There’s a new restaurant in Storrs Center at the University of Connecticut called Farmhouse Crêpes, and it may just be the most unique place on campus.
The little restaurant, which took the place of Think It, Drink It at 1 Royce Circle Lane, Suite 106 in Storrs Center, opened just a few weeks ago on Oct. 16, and has filled a niche that has been missing since Le Petit Marche Café rebranded to Starbucks last year.
However, Farmhouse Crêpes may be an even better restaurant than Le Petit Marche was, as it offers far more variety and uses wholesome ingredients to make sure each crêpe is delicious and nutritious.
The restaurant serves “Early Bird” crêpes for those customers who want to come in and get breakfast, sweet crêpes for the more traditional crêpe fans who want dessert and savory crêpes for those looking for a unique, delicious lunch or dinner. The crêpes range from $4.25 for the most basic, classic crêpe recipe to $11.50 for a “Farmhouse Chicken” crêpe.
Farmhouse Crêpes also offers customers the option to build their own sweet or savory crêpe for $7 or $10.50, respectively. The build-your-own option allows you to pick two fruits, one sauce and whipped cream for a sweet crêpe, or one meat, one veggie and one cheese for a savory crêpe. You can also add extra ingredients for an additional dollar or more, depending on the ingredient.
I tried out one of each type of crêpe and made my own to make sure I got the full Farmhouse Crêpes experience and I was honestly pretty blown away with both the creativity and the flavor that the restaurant manages to pack into each crêpe.
From the “Early Bird” selection, I ate the “Morning Star,” a crêpe consisting of turkey sausage, egg, spinach, caramelized onions, cheddar cheese and pan-roasted tomatoes. It was probably my favorite crêpe of the day, thanks to a blend of ingredients that made it taste like a delicious omelet. A delicious omelet with really fresh-tasting veggies.
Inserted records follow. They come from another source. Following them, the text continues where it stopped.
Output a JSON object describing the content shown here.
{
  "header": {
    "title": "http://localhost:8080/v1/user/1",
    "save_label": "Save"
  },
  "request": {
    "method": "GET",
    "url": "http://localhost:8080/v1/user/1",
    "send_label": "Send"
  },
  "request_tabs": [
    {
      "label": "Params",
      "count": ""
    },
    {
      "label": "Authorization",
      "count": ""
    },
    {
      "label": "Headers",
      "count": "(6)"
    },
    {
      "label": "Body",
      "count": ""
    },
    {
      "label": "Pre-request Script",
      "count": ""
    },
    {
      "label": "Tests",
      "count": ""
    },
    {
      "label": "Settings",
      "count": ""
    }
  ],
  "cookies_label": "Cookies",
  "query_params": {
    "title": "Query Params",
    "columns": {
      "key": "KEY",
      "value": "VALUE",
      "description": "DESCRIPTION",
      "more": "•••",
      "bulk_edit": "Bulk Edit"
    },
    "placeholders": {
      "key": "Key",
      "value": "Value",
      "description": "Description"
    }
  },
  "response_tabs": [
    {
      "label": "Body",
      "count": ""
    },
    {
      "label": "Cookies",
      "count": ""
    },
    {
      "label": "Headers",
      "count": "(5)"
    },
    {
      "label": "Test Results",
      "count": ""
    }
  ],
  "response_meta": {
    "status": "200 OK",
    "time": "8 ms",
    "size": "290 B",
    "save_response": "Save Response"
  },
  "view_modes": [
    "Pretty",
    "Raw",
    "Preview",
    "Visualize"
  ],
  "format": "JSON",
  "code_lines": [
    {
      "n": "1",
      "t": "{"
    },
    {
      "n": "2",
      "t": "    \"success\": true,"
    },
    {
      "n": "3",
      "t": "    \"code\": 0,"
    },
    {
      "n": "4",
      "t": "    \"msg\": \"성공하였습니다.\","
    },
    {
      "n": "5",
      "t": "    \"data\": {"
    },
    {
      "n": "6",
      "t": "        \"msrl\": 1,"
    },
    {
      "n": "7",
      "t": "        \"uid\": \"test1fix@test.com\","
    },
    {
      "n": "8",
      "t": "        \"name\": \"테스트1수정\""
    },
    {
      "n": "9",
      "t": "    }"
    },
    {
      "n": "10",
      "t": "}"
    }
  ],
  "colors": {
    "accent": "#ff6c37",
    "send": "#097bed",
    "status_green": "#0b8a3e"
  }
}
And I’m not kidding either, the fresh ingredients that Farmhouse Crêpes prides itself on were the difference. The “Morning Star” tasted fantastic.
For the sweet crêpe, I ultimately decided on the “Southern Apple Pie.” It’s exactly what you’d expect it to be, only better. Fresh apples, brown sugar and cinnamon highlighted the dish, but it was the texture of the walnuts and the subtle flavor of cheddar cheese that made this particular crêpe so appetizing. It was like I was transported to rural Tennessee for a traditional apple pie in a small diner, but with a crêpe twist. Highly recommend.
There were plenty of savory crêpes to choose from, and some particularly enticing ones at that. After deliberating for a while between a chicken pesto crêpe and a BLT crêpe, I eventually determined I would go with the classic BLT, which came with herb mayo. The herb mayo was a bit overpowering, probably because there was so much mayo in the crêpe, as well as on top, but otherwise the BLT crêpe was a safe choice. The crunch of the bacon and the freshness of the lettuce and tomato surrounded by the warm crêpe shell made for a classic, memorable taste that I will probably come back for.
For my build-your-own crêpe, I went with strawberries, bananas and a rich Nutella sauce, a combination I’ve had at crêpe places before that was just as good, if not better, at Farmhouse Crêpes. The option to make your own crêpe was highly appreciated and something that works well, based on the business model of nearby Blaze Pizza.
I highly recommend having just one, maybe two, crêpes maximum in one sitting so you can fully enjoy each crêpe at its maximum freshness straight off the hot plate. Plus, the prices are on the slightly more expensive side, so having too many might take a pretty big bite out of your bank account. It also helps that the crêpes are actually quite filling, so having more might ruin the experience just a bit. Either way, I can pretty much guarantee I’ll be back at Farmhouse Crêpes in the near future, maybe on the way home from a Blaze Pizza run.